Unfortunately this moral distinction was lost on General Petraeus. Dorothy
Rabinowitz of the Wall Street Journal editorial board observes:

This act was, the general declared in a video statement over the weekend,
"hateful, extremely disrespectful, and enormously intolerant." It had
endangered American troops. He wanted, he announced, to condemn it in the
strongest possible terms.

No one listening could doubt it. The general would go on to say more, but
nowhere in any of that condemnation was it possible to find a mention of the
merciless savagery that had taken place in the name of devotion to God and
the Quran. Mark Sedwill, the NATO senior civilian representative who joined
Gen. Petraeus in the statement, did manage to find a moment to murmur in
passing that, of course, condolences were due to "everyone who has been hurt
in the demonstrations."

Moreover, in a Wall Street Journal interview, Gen. Petraeus spoke soberly of
"in this case, perhaps, understandable passions."

But what of, you know, the utterly unjustified brutality of Islamists who
need no excuse for such butchery? Is this really UNDERSTANDABLE?

Rabinowitz has this take:

Displays of cringing deference to the forces loosed on the streets of
Afghanistan over the weekend will not strengthen the American mission. They
will stiffen the spines of the jihadists. Such displays count as victories,
reassuring indicators that the threat of terrorism - mob terrorism, in this
case - continues to work its wonders as a weapon of war. The sort that could
send the commanding general of U.S forces in Afghanistan and a NATO official
into swoons of apology while denouncing the pastor's act. For a moment there
during their joint statement it seemed altogether possible that one or
another of them might begin rending his garments.

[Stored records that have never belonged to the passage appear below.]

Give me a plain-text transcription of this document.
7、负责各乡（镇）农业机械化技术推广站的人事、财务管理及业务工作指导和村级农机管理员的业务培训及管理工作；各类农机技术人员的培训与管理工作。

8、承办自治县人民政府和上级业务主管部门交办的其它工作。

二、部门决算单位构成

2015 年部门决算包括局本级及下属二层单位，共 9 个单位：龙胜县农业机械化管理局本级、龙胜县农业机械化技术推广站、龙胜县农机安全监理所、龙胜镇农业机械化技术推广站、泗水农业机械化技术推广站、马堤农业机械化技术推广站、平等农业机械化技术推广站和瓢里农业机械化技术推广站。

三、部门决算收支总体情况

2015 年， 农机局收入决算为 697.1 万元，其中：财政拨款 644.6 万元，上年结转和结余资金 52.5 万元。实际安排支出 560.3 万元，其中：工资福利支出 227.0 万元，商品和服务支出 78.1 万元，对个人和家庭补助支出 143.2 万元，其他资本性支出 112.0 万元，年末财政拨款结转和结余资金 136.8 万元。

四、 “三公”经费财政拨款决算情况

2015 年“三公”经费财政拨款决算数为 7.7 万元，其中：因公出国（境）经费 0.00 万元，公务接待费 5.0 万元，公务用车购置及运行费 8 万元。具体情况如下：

That none of these emotional proclamations included any judgment, moral or
otherwise, about the criminality of the zealots who had just taken so many
lives, speaks volumes to those at war with us - all of it encouraging to
them.

To the president's credit, he responded in a different manner in a statement
<http://www.whitehouse.gov/the-press-office/2011/04/01/statement-president-f
ollowing-attack-unama>  released under his name:

I condemn in the strongest possible terms the attack on the United Nations
Assistance Mission in Afghanistan today. Together with the American people,
I offer my deepest condolences to those injured and killed, as well as to
their loved ones. The brave men and women of the United Nations, including
the Afghan staff, undertake their work in support of the Afghan people.
Their work is essential to building a stronger Afghanistan for the benefit
of all its citizens. We stress the importance of calm and urge all parties
to reject violence and resolve differences through dialogue.
How then to explain Petraeus's embarrassing deference to jihadist murderers?
In light of his earlier gaffe on Israel I think there is something larger at
play than a single incident and the desire to mollify the population around
his troops. Petraeus is steeped in the ethos of what passes for elite
foreign policy opinion and jargon. The notion that Israel's "intransigence"
poses a danger to the United States and that we mustn't do things to get the
jihadists "mad" at us are both straight from the same playbook used by State
Department and liberal academics. We think of the Defense Department
constantly at odds with State. And that is certainly the case on a range of
turf issues. But modern generals are now ambassadors, negotiators and PR
men. Unfortunately, in those roles they tend to mouth the very same pabulum
that the State Department churns out.

And perhaps it is unfair to focus on the general. The perspective and the
verbiage for an administration is not set by generals. In an administration
that won't use the term "Islamic fundamentalists" for fear of giving
offense, should we expect anything better from our generals?